While the economic realities of Sanders and Warren’s ‘Medicare for All’ plan are still being debated – with Buttigieg arguing that it would involve a tax hike on middle-class Americans – they still provide some measure of certainty about the rules of the game under the new system, especially with a lengthy transition period.
Like many other countries in Europe and elsewhere, the US - under a public insurance system - would be able to negotiate drug prices using the leverage that comes with control over market access. The price-cutting benefits of a large public entity negotiating with pharma companies have been proven the world over, most recently in China, which in November announced that the prices of 70 blockbuster drugs had been reduced by an average of 61%, with the companies involved accepting the cut in exchange for inclusion on the medicines list of China’s massive state-run health insurance system. The promise of market access, rather than the threat of heavy taxation, prompted these cuts.

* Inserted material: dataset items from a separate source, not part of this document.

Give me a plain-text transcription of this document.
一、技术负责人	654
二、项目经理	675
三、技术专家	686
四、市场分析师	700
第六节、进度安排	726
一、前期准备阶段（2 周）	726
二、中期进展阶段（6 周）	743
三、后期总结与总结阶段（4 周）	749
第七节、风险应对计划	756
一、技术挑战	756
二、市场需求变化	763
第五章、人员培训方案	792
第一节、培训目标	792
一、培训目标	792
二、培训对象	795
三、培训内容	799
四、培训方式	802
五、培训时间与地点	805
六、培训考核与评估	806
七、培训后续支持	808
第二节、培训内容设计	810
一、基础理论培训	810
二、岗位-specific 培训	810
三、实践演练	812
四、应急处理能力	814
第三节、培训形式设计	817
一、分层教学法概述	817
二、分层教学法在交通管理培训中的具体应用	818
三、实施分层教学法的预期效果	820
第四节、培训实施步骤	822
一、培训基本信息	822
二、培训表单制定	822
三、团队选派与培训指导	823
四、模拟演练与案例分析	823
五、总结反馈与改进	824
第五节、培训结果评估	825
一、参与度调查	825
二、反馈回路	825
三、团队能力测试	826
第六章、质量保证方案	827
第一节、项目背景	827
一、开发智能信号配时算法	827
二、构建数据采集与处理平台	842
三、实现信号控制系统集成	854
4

By focusing on slapping perceived offenders with impractical taxes, Buttigieg misses the point.
Buttigieg’s punitive tax measure provides none of this certainty, and the threat of implementing massive taxes that would essentially make it pointless to keep selling a drug in the US risks turning price negotiations into a form of corporate bear-baiting. While Americans are used to paying the world’s highest drug prices, they are also used to being the first to access the industry’s most innovative treatments – aggressive taxation is one of the best ways to reverse that trend.
The candidate’s health policy document notes that the first drugs to face negotiation will be “those with very high price tags and large price differences between what we pay and what other industrialised countries pay”, and that the federal government will be required to negotiate at least 25 drugs a year. This creates a huge amount of uncertainty in the industry about which drugs will be first on the chopping block, while the 25-renegotiations-a-year quota seems an arbitrary number rather than one based on evidence.

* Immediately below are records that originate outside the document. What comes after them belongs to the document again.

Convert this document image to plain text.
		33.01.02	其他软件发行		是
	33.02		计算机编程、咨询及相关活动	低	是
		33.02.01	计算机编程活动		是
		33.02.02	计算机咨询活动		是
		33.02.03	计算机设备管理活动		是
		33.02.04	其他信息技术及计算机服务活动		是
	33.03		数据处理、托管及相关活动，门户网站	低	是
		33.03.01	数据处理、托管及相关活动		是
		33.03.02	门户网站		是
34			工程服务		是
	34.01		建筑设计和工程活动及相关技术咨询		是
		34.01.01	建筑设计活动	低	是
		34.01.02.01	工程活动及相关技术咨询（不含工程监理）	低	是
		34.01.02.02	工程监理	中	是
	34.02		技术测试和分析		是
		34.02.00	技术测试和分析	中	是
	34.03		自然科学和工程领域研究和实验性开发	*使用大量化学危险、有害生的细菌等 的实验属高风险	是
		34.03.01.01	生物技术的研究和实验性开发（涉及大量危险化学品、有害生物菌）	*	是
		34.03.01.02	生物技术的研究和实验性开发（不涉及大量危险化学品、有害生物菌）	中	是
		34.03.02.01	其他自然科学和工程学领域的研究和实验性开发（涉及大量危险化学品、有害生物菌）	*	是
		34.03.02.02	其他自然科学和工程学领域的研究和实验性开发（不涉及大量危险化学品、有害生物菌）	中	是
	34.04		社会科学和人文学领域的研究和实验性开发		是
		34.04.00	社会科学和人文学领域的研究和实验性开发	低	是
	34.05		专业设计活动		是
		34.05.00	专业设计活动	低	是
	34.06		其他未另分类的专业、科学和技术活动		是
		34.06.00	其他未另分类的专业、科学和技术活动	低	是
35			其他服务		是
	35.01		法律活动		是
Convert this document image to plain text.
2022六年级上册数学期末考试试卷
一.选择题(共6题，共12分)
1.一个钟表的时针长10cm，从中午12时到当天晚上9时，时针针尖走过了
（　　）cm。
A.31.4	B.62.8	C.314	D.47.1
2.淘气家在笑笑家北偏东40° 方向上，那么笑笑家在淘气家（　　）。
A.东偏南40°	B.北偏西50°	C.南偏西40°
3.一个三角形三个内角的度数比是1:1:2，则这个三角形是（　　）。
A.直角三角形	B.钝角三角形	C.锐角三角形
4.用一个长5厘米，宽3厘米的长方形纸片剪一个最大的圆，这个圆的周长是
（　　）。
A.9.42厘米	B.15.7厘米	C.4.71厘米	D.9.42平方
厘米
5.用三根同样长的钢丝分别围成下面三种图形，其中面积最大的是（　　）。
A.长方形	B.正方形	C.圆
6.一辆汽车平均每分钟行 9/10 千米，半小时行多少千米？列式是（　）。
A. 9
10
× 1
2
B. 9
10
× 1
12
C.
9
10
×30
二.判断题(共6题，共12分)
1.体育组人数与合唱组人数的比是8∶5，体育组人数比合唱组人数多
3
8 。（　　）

There’s no doubt that change is in the air for American healthcare, which is the most expensive in the world without the superior outcomes to match. But by focusing on slapping perceived offenders with impractical taxes, Buttigieg misses the point. Measures taken earlier in the process, such as patent reform, incentivising generic competition and bolstering the negotiating power of federal payers – all of which are endorsed by Buttigieg along with other candidates – have the power to reduce prices while maintaining a predictable marketplace in which the industry can operate. This confrontational tax plan isn’t needed, and smacks more of political point-scoring than sensible policymaking.